The Dow Jones Technical Analysis - A Specialist in Technical Analysis

For May, 07 2015

(Individual Chart Analysis)

This is a no-frills analysis.  It is not designed to look good, it is designed to be effective. 


Summary of the Technical Analysis for the DOW

(This takes into account the near term, mid term, and longer term charts)

Our combined analysis for Thursday tells us to expect the market to begin the day with a bias to increase and it tells us that the markets have the ability to increase rather aggressively.  The near-term and midterm chart patterns open the door for retracements towards recent highs, predicated on the market holding recent lows and also confirming upside by breaking above intra channel resistance lines as those are defined in both the near-term and midterm chart patterns.  Most markets have recently begun to do exactly that, and that is where some of the positive attributes from our near-term and midterm chart patterns come from.  However, our longer-term chart patterns are now bearish.  The catch is that our longer-term chart patterns are predicated on candles that are still developing, and Friday will need to come to an end before we can say for sure whether or not our longer-term chart patterns are bearish or not.  If the markets increase back to recent highs, or at least back towards recent highs, the bearish candles that we have now in our longer term charts could be reversed because the market could come back into its longer term channel before the week is over.  We cannot be sure if this will happen or not, but we do know if that breaks of longer term support are happening.  The week is not over, so those candles are not solidified, and with the read from the near-term and midterm chart patterns there is a strong probability that the market bounces back into its longer term channel, but because longer term support levels are breaking our combined analysis is immediately bearish and it will remain that way unless the market reverses back into its longer term channel again.  Our combined analysis for Thursday tells us to expect the market to begin the day with a bias to increase, it tells us that the market could increase rather aggressively, and if that happens our combined analysis will likely skew from being bearish, but right now because longer term support levels are breaking it is bearish.
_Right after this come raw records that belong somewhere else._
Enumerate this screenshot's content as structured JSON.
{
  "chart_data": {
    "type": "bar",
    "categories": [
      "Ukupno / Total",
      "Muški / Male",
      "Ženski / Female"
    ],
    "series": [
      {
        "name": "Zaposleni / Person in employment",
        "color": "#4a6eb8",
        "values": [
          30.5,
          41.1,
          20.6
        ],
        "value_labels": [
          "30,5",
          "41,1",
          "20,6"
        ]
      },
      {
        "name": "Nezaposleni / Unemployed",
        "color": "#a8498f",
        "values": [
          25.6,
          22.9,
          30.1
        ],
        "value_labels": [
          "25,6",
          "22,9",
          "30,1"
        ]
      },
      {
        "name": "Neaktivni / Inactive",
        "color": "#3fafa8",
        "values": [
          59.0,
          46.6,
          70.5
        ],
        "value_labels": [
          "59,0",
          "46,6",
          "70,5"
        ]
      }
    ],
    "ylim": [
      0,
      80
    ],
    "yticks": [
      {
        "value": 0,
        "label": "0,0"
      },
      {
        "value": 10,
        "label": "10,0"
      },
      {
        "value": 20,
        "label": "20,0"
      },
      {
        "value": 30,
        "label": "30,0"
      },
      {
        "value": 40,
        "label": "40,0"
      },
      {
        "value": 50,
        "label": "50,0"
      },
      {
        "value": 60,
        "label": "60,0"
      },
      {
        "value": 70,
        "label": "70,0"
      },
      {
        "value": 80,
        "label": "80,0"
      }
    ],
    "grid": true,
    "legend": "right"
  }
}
Initial intraday trading parameters for the DOW exist between17735 - 17900
If 17735 breaks lower expect 16370
If17900breaks higher expect 18012
Otherwise expect17735 - 17900 to hold

If 17735 remains in tact as initial support, expect the market to increase to 17900. This reflects a tight near term down channel. However, and in line with our combined analysis, if 17735 breaks lower instead expect the market to decline to 16370 before it stabilizes again.


NEAR Term Analysis

Our combined near-term analysis tells us to expect the market to begin the day with a bias to increase and it tells us to expect tests of resistance in the Russell 2000, Dow Jones industrial average, and S&P 500, but the NASDAQ has begun to break above resistance already and is poised to accelerate more aggressively.  Treat resistance in the other markets as inflection and consider the market's ability or inability to hold resistance to be a guiding hand in market direction accordingly.  If resistance levels remain intact expect declines back to recent lows, but if the first levels of near-term resistance break higher we should be prepared for momentum market increases.

NEAR Term Support for the DOW exists at 17725

NEAR Term Resistance for the DOW exists at 17925

Dow_5_day


MID Term Analysis

Our combined midterm analysis is a mixed bag, but it has its share of bright spots.  To begin, the Dow Jones industrial average tested its lows from April 17 perfectly and thus far it has begun to increase from those levels.  This tells us that the market could increase back towards the highest resistance lines again.  In addition, the NASDAQ, which is in a downward sloping midterm channel now, is breaking above a neutral intra channel confirmation level which signals that higher levels are likely there so long as it remains above this level too.  The same reversal is also happening in the S&P 500, although it broke below its April 17 low for a short period on Wednesday.  The only market not yet showing a positive sign is the Russell 2000, but it closed right on a downward sloping resistance level and if it breaks above that level it also will have a positive midterm chart pattern, suggesting higher levels along with the other markets.

MID Term Support for the DOW exists at 17746

MID Term Resistance for the DOW exists at 17908

Dow_30_day


LONG Term Analysis

Our combined longer-term analysis tells us that the markets have all begun to break longer-term upward sloping support lines and if the markets ended the week at these levels it would be very bearish.  The weekly candles have not finished developing, there is still a possibility that the markets recover back into their channels, but as it stands now longer-term upward sloping support is breaking and that is a bearish indicator.  If longer term support remains broken our combined longer-term analysis will tell us to expect material declines back to October lows.  In the S&P 500, for example, the low in October was below 1900, so if a decline like that happens from current levels it would be almost 200 S&P points.  Our combined longer-term analysis is currently bearish and suggesting that declines like that can happen unless the market reverses back into its longer term pattern immediately.  It would need to do this before Friday's session comes to a close; otherwise our combined longer-term analysis will be bearish and point to dramatically lower levels before neutral longer term support levels are tested.